Er wordt langs meerdere sporen aan vernieuwing gewerkt zoals een basisopleiding voor
elke ambtenaar, te beginnen met beleidsmedewerkers en starters, interventies op gedrag
en houding, doorontwikkeling opgavegericht werken en het opbouwen van leer- en ontwikkelcommunities.
9
Hoe en wanneer is de Kamer eerder geïnformeerd over het programma Beter Samen Werken
(BSW)? Welke activiteiten horen hierbij en welke budgetten zijn hiervoor gereserveerd?
Antwoord:
De Kamer is geïnformeerd over het bestaan van het programma Beter Samen Werken middels
de brief van de Minister van BZK inzake het AcICT advies (Kamerstukken II 2024/25, 29 362, nr. 366.).

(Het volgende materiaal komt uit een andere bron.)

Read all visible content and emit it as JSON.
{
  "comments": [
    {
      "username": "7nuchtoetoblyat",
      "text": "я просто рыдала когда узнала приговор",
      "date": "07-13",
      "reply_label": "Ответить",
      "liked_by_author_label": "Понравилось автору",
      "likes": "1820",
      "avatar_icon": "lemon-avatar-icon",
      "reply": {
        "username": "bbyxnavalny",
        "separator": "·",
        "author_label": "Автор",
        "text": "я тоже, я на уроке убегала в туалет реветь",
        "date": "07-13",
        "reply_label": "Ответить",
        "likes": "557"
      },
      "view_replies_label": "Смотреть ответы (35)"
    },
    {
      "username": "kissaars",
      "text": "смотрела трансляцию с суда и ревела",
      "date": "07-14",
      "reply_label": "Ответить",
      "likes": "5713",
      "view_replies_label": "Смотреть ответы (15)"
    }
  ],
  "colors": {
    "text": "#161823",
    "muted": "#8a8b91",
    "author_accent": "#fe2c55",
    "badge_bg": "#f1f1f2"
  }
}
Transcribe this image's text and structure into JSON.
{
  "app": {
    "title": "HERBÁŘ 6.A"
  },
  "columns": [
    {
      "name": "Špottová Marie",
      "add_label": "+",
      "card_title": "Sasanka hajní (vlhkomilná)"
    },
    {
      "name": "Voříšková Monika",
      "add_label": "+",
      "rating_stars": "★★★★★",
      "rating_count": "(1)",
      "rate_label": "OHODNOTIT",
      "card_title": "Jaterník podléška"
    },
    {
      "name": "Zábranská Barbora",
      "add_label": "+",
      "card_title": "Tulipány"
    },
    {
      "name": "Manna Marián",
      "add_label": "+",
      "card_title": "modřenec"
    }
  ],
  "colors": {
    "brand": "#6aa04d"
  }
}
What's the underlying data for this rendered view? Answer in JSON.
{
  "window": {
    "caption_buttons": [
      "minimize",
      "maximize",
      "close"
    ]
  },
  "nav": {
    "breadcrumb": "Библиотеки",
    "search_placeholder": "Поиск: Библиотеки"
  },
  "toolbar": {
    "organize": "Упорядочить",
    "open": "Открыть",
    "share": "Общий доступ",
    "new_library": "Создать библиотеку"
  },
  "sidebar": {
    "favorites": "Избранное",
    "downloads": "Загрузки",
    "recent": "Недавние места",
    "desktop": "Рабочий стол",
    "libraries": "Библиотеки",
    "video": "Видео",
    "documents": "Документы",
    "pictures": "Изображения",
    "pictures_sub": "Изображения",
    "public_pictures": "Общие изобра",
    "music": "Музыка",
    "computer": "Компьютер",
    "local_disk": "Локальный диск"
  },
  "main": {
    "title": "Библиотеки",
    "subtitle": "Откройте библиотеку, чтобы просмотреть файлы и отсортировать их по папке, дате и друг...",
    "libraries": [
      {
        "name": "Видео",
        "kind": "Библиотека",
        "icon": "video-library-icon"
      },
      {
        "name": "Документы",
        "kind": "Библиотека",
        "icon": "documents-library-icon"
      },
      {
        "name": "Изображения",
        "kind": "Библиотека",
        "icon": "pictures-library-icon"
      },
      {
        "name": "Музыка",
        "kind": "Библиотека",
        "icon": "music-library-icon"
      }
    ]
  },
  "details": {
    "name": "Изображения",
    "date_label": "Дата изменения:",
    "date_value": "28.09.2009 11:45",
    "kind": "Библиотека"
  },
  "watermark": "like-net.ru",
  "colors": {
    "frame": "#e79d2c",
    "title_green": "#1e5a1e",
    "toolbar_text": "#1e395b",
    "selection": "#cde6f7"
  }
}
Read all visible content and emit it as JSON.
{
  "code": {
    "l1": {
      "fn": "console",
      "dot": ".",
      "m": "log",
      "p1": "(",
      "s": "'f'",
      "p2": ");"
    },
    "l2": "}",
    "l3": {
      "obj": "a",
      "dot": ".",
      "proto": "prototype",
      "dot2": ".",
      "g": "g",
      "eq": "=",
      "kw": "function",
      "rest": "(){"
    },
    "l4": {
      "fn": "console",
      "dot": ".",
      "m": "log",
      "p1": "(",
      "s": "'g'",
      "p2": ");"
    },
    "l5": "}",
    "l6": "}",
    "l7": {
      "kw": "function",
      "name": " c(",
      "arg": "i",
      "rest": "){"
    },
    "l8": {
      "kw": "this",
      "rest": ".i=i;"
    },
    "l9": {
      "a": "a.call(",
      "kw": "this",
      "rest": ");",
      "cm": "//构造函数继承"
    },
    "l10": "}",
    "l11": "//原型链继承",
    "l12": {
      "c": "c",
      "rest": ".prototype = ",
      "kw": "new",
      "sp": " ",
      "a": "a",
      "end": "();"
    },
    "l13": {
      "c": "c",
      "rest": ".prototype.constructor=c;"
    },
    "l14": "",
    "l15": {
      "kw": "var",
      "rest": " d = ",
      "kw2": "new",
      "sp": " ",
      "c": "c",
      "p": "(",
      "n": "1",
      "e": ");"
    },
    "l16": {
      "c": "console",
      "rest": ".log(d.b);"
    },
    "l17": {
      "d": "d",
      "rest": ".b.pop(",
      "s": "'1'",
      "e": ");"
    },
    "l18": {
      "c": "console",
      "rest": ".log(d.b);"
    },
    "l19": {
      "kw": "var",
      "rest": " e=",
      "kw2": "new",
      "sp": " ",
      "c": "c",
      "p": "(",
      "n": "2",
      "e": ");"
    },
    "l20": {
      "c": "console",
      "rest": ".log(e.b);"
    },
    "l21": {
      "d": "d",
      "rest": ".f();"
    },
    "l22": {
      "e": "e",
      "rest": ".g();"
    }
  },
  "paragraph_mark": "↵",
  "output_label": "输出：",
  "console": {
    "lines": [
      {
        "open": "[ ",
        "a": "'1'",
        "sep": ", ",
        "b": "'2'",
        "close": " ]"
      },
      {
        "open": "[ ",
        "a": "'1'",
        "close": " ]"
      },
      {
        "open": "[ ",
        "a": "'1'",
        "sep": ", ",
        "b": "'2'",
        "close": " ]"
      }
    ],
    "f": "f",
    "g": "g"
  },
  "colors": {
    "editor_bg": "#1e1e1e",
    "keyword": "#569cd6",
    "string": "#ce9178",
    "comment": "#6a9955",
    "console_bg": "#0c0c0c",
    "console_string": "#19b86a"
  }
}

In deze brief aan de Kamer is het doel (realisatie werkomgeving van de toekomst) en
door/voor wie benoemd, namelijk 4 departementen, stelselpartijen, CIO Rijk, Nationaal
Archief. De Kamer is middels de brief Kabinetsreactie op de adviesrapporten over chatberichtenarchivering
en informatiebeheer (Kamerstukken II 2022/23, 32 802, nr. 67) geïnformeerd over het oppakken van activiteiten die moeten leiden tot een werkomgeving
van de toekomst. De belangrijkste activiteiten zijn het realiseren van samenwerkingsfunctionaliteit
in een digitale werkomgeving waarin informatiehuishouding by design goed is geborgd
en welke voldoet aan wet- en regelgeving.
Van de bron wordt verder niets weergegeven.